2. You May Not Harm Each Other

A second limitation is that you may not harm each other. You may not do things to one another that are harmful. Marital sexual behavior is a loving kind of behavior. It is a warm, tender, gentle, loving kind of behavior, and we do not harm other people. Again this pornographic culture that we are living in can train people to think about sex in a corrupt way that might engender thoughts of doing harm. Quite frankly, we live in a violent culture, in a selfish culture where people can think that sex is to be on demand and to be had their way. But when we think of sex, as the Bible would have us think about sex, we’ve got to think of it as a loving, gentle, tender kind of thing. In the Song of Songs passage above, the woman who is enjoying the sexual relationship with her husband says that his banner over her is love. There’s no sense of harm or pain; there’s just a sense of tender joy and delight. So you may not include other people, and you may not harm each other.

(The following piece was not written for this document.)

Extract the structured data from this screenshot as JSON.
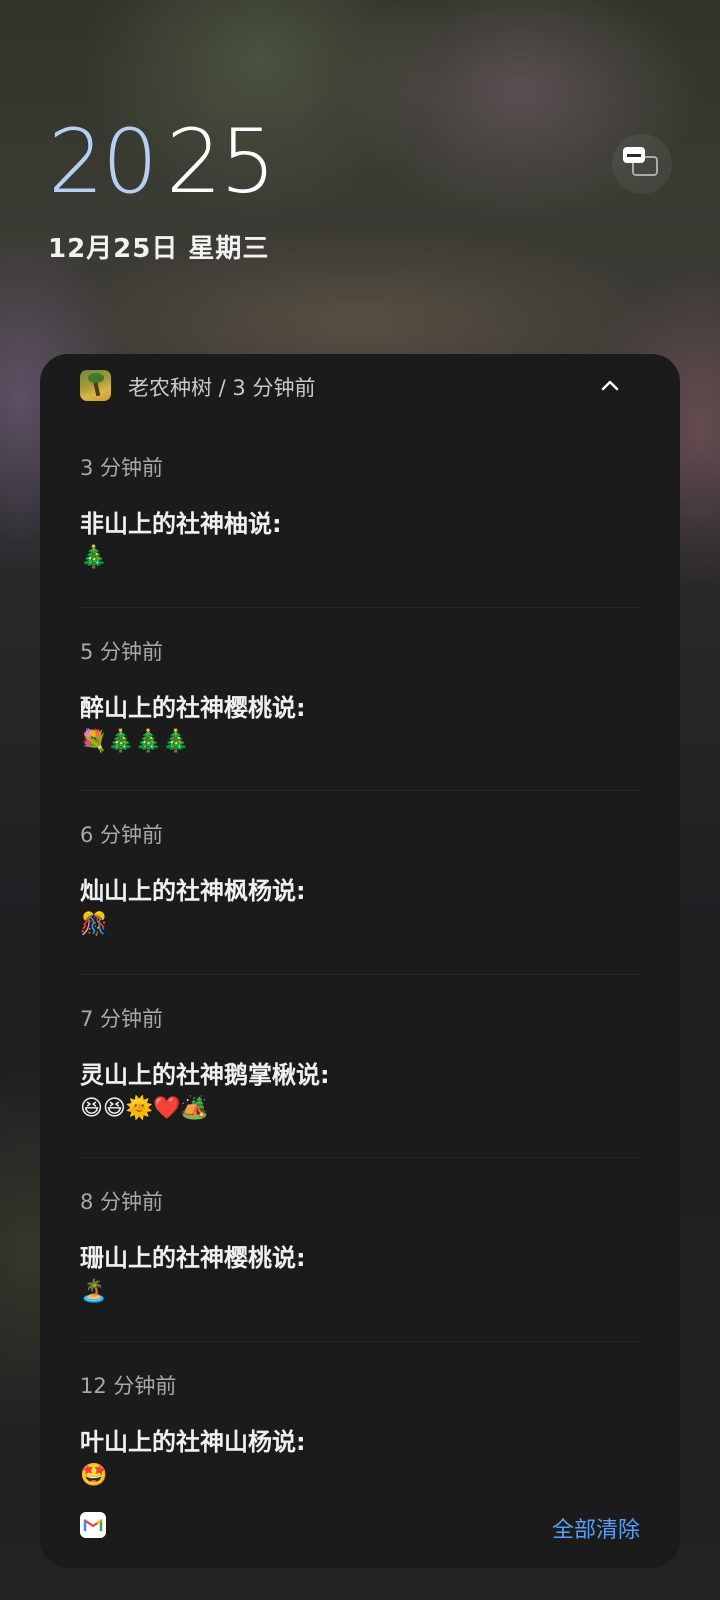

3. You May Not Insist on Your Own Way

Then finally, I’ll say you may not insist on your own way. You may not insist on your own way. In 1 Corinthians 13, that great love chapter in the Bible. The apostle Paul was explaining what love is, and in the midst of loving things, he says in verse 5 that love does not insist on its own way.

This is really important. So often, in the marriage sexual relationship, you’ll have one member of the couple who has a specific sexual activity in mind that they are interested in. And often, the other person will say, “I don’t want to do that.” Well, the response, when that happens, is not to get into an argument about it. It is not for the person who wants to try something else or to do something different; it is not to die on the hill and insist on their own way and demand that they get what they want. The Bible says love does not insist on its own.

We’re not talking about the existence of a sexual relationship at all. The Bible commands in 1 Corinthians 7 that married couples are supposed to come together regularly and enjoy sexual activity together. But when it comes to specific and unique requests, it’s not wrong to want to try new things. It’s not wrong to want to enjoy one another in new and fresh experiences. But it is wrong to insist that something be your way. And so, if you are quite frankly, this is often a problem with men. If you are a man who wants to try something that your wife is uninterested in, is nervous about, or is uncomfortable with, then it is your responsibility to love her and to not insist on your own way, and to forget about it. To remove it from your catalog of options and delight in your wife in sexual ways that make you both feel comfortable and both feel joy.

Those are the limitations. There are three really important limitations. They are limitations that are meant to add to marital sexual joy and not take away from it because sex in marriage is a gift and should be celebrated as such by every married person.